For some, it may be for big financial institutions to take over. Roger Wilkins, the former president of FATF, apparently thinks large companies like Amazon and Google have done a lot for innovation because they fund startups and buy them. In an interview with Cointelegraph, he stated:
“There needs to be a rationalization. So there will be consolidation. I don’t think that necessarily kills innovation.”
FATF published the latest guidance on June 21. But why did it publish it on that date? At a dinner party on the first day of V-20, there was an interesting remark from Wilkins, who said that it took 12 months to come up with the guidance. Previously, it was said that it took FATF five years to make the rule.
In an interview with Cointelegraph, Neylan from the FATF acknowledged that the crypto sector is “new to the regulation with first supervisory body and first standard setting body to be applying rules” and therefore they thought “they needed more explanation.” But he didn’t clearly say why it had to publish it in the last month.

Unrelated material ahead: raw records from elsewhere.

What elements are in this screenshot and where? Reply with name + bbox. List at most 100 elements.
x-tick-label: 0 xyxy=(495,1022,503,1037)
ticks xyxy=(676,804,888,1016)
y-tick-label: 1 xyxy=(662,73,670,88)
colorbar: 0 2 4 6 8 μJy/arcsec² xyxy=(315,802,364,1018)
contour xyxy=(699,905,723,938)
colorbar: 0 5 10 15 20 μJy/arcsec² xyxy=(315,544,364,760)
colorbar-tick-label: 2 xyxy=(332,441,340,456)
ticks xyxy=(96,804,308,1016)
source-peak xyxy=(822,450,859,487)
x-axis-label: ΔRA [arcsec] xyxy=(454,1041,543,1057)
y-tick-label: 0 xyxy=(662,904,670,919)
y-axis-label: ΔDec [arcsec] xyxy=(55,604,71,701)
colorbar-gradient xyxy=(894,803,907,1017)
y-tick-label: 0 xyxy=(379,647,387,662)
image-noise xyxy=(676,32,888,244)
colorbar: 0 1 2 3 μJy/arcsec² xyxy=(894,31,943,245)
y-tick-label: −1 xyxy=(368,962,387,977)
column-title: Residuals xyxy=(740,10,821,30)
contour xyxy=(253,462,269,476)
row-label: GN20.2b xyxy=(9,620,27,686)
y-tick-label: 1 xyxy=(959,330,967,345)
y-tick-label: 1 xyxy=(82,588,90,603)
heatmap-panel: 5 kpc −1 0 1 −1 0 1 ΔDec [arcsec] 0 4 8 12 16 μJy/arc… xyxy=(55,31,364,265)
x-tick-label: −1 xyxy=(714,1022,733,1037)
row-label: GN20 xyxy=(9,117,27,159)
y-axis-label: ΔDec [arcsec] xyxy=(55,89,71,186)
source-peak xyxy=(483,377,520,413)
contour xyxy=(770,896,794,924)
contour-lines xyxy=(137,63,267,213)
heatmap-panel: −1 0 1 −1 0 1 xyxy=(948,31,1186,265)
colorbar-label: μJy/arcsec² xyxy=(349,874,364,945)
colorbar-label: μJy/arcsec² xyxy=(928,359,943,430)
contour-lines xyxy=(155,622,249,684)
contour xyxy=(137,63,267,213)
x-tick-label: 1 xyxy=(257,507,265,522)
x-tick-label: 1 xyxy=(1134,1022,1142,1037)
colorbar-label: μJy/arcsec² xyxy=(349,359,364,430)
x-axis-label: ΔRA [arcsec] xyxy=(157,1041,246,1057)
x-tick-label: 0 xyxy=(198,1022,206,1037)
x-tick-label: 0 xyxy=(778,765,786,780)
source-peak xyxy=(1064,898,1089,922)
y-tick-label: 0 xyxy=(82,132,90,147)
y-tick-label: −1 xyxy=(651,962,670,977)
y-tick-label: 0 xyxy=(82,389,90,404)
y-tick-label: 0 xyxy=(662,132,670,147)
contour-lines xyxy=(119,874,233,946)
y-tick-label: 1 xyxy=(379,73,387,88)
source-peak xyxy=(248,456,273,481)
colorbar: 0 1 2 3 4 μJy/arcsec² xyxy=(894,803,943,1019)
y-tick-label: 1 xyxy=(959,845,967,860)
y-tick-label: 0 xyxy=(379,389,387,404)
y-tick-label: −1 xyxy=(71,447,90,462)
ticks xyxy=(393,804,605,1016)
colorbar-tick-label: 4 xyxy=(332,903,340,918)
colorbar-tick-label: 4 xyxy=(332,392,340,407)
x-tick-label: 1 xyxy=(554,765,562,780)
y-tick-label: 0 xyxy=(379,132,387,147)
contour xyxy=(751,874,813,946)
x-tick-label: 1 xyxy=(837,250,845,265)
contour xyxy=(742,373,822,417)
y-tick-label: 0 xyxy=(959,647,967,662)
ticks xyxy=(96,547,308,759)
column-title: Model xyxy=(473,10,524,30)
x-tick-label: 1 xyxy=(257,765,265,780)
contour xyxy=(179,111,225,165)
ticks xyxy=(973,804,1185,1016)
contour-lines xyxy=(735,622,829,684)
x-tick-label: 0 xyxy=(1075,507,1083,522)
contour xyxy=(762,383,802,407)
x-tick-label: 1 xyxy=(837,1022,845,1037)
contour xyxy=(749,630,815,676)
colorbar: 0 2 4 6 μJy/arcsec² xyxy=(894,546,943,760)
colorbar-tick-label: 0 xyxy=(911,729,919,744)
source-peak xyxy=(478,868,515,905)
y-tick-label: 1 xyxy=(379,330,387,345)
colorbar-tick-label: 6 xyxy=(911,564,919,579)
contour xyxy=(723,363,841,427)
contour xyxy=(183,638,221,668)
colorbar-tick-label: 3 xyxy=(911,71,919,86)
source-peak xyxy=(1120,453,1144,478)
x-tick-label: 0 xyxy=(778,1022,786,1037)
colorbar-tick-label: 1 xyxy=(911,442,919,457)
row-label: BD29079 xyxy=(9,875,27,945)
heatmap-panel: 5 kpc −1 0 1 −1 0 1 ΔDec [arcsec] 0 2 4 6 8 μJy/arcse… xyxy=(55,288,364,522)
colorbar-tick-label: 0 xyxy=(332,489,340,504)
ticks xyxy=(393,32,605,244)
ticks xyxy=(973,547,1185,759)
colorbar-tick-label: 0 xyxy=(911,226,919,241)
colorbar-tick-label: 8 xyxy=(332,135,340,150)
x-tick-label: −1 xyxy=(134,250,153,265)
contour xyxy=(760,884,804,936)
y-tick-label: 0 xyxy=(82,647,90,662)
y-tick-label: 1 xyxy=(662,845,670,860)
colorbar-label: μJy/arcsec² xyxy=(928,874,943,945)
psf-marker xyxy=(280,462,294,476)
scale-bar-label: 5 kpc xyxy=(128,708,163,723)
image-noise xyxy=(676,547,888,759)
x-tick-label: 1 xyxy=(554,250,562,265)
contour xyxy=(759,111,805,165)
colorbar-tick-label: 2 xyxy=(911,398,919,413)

Christie thinks “it was a bit out of FATF’s hand” and said “it would have been nicer if FATF was given more time from G-20 and UN.”
Yet, the participant at V-20 previously quoted thinks FATF’s internal dynamics might affect the rush. The current president of the FATF, Marshall Billingslea, is American who finished his term on June 30. After him, a Chinese representative took over the position. The participant opined the following possibility:
“The rules they are applying are the US rules. That is why the wanted to pass in a rush. Historically, there is a gentleman’s agreement that the next guy won’t change the rule.”
Another participant of the V-20 told Cointelegraph, “Not everyone likes the new rule but we have to move on.” Protecting customers is a great objective, of course, but the rule should make sure that crypto entrepreneurs can stay in business. It should also respect the principle of financial privacy, one of the core spirits for Bitcoin and cryptocurrencies. Otherwise, it will be counterproductive for the crypto ecosystem as a whole.